Aaron Solomon and other members of the Eleanor Roosevelt High School quidditch team practice in Greenbelt. (Greg Dohler/The Gazette)

A few weeks before the Olympics begin in London, a group of athletes put on an exhibition of a sport they say deserves a spot in the Games: quidditch.

Quidditch teams from Britain, the United States, Canada, France and Australia played in the sport’s first ­major international tournament and staged an exhibition match as the Olympic torch passed through Oxford, England.

Ground quidditch was adapted in 2005 by students at Middlebury ­College in Vermont from the flying broomstick game in J.K. Rowling’s Harry Potter novels.

Since then, the sport has spread to 25 countries and has about 700 teams, mainly based at U.S. colleges. There is now a rule book and a World Cup.
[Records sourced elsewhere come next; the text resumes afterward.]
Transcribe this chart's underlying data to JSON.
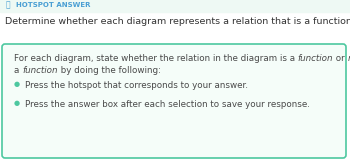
{
  "header_icon": "⌖",
  "header_text": "HOTSPOT ANSWER",
  "header_color": "#4a9fd4",
  "title_text": "Determine whether each diagram represents a relation that is a function.",
  "title_color": "#333333",
  "box_border_color": "#4dc8a0",
  "box_bg_color": "#f5fdf9",
  "body_color": "#4a4a4a",
  "bullet_char": "●",
  "bullet1": "Press the hotspot that corresponds to your answer.",
  "bullet2": "Press the answer box after each selection to save your response.",
  "bg_color": "#ffffff",
  "header_bg_color": "#eef9f4"
}
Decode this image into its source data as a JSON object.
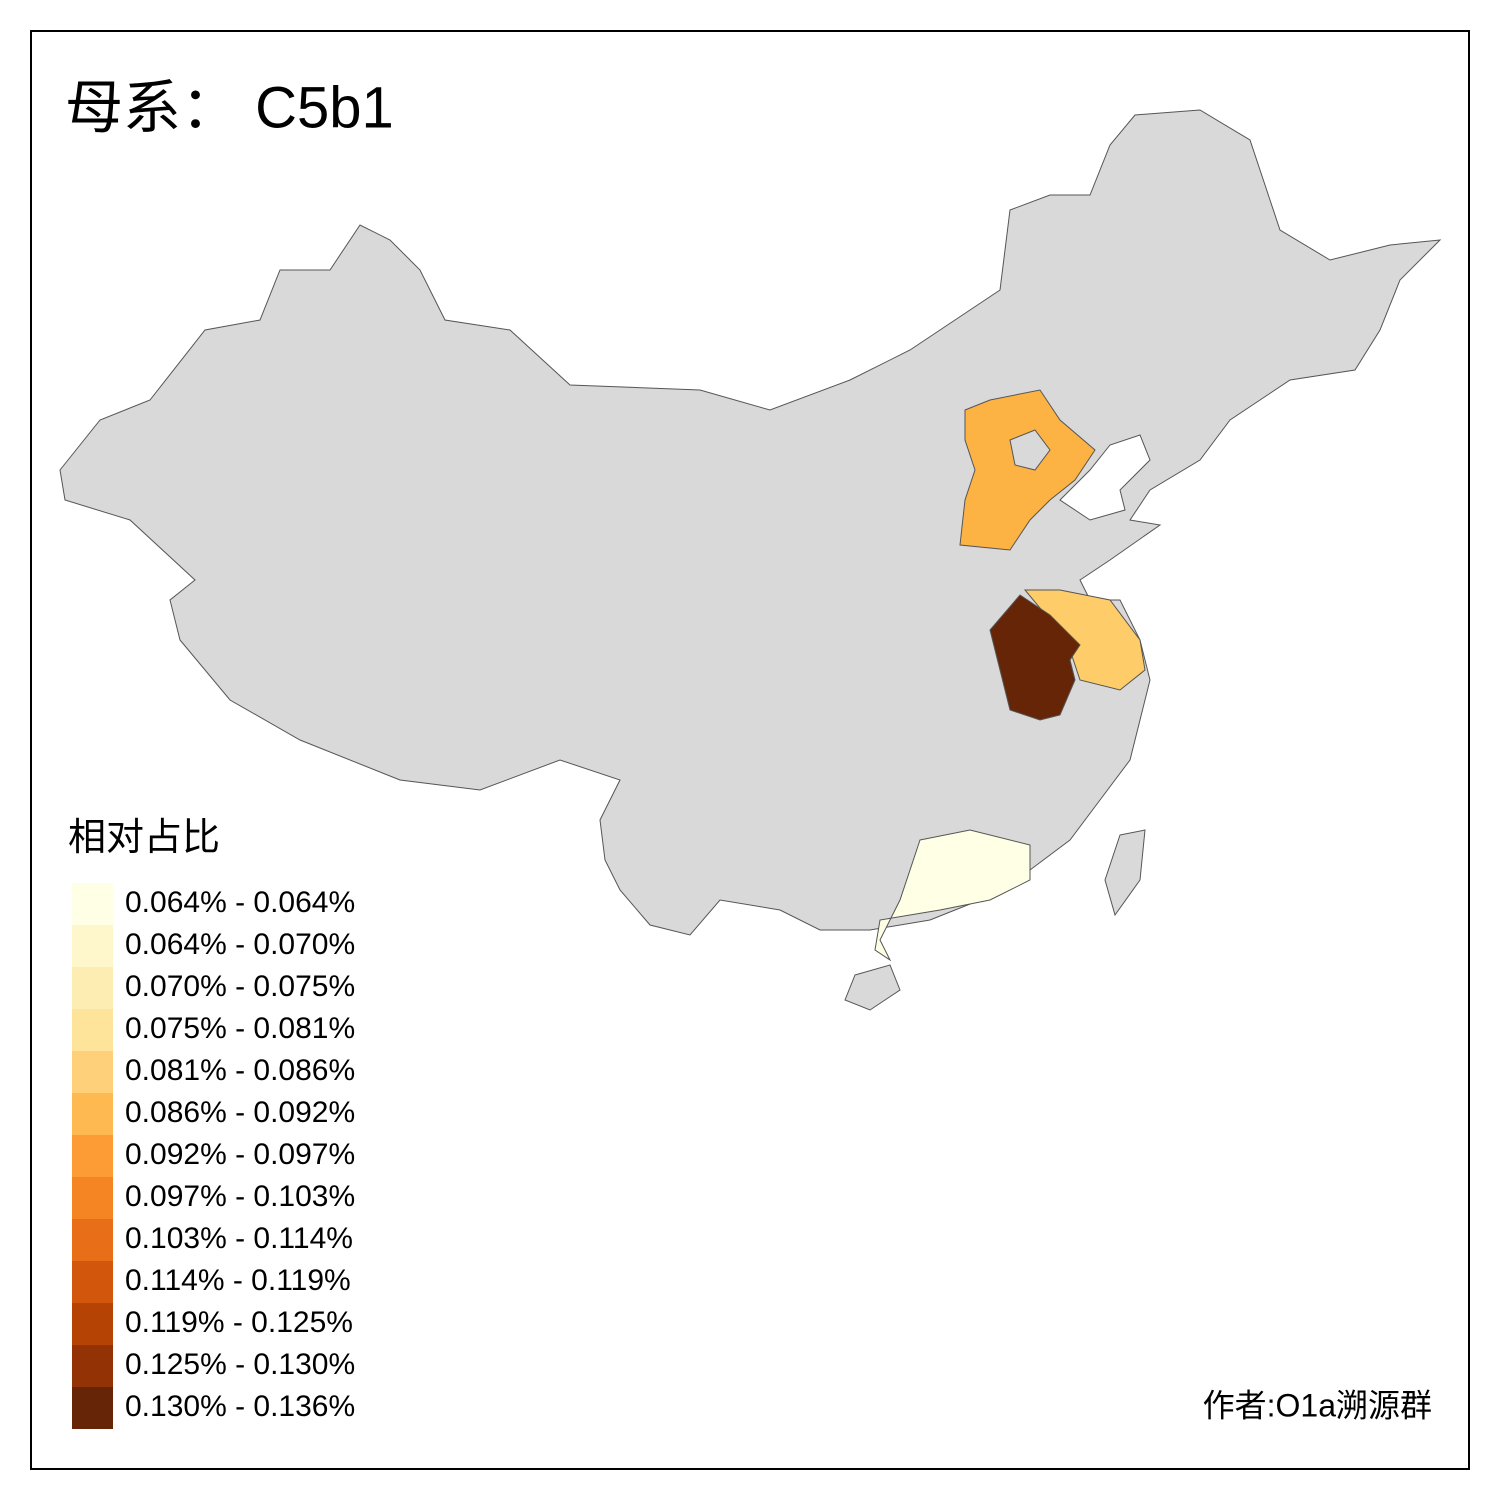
{
  "title": "母系： C5b1",
  "legend": {
    "title": "相对占比",
    "items": [
      {
        "label": "0.064% - 0.064%",
        "color": "#FFFFE5"
      },
      {
        "label": "0.064% - 0.070%",
        "color": "#FFF7CC"
      },
      {
        "label": "0.070% - 0.075%",
        "color": "#FEEDB2"
      },
      {
        "label": "0.075% - 0.081%",
        "color": "#FEE39A"
      },
      {
        "label": "0.081% - 0.086%",
        "color": "#FED07A"
      },
      {
        "label": "0.086% - 0.092%",
        "color": "#FEB950"
      },
      {
        "label": "0.092% - 0.097%",
        "color": "#FD9B34"
      },
      {
        "label": "0.097% - 0.103%",
        "color": "#F58523"
      },
      {
        "label": "0.103% - 0.114%",
        "color": "#E86E17"
      },
      {
        "label": "0.114% - 0.119%",
        "color": "#D2560B"
      },
      {
        "label": "0.119% - 0.125%",
        "color": "#B44304"
      },
      {
        "label": "0.125% - 0.130%",
        "color": "#933305"
      },
      {
        "label": "0.130% - 0.136%",
        "color": "#662506"
      }
    ]
  },
  "credit": "作者:O1a溯源群"
}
“We thought it would be a great time to piggyback off the Olympics, being held in the home country of Harry Potter, and show people this is an exciting sport,” said Alex Benepe, one of the sport’s founders.

Spectators looked on with ­amazement as the players, some ­wearing goggles, rode their brooms across the field.

Not all were convinced quidditch would make the Olympics.

“It’s all right, but it’s a bit weird,” said 10-year-old Tom Bound from ­Oxford, a Harry Potter fan.

“I don’t think it’s for the Olympics,” added his mother, Emma Bound. “It’s probably better when the ­broomsticks actually fly.”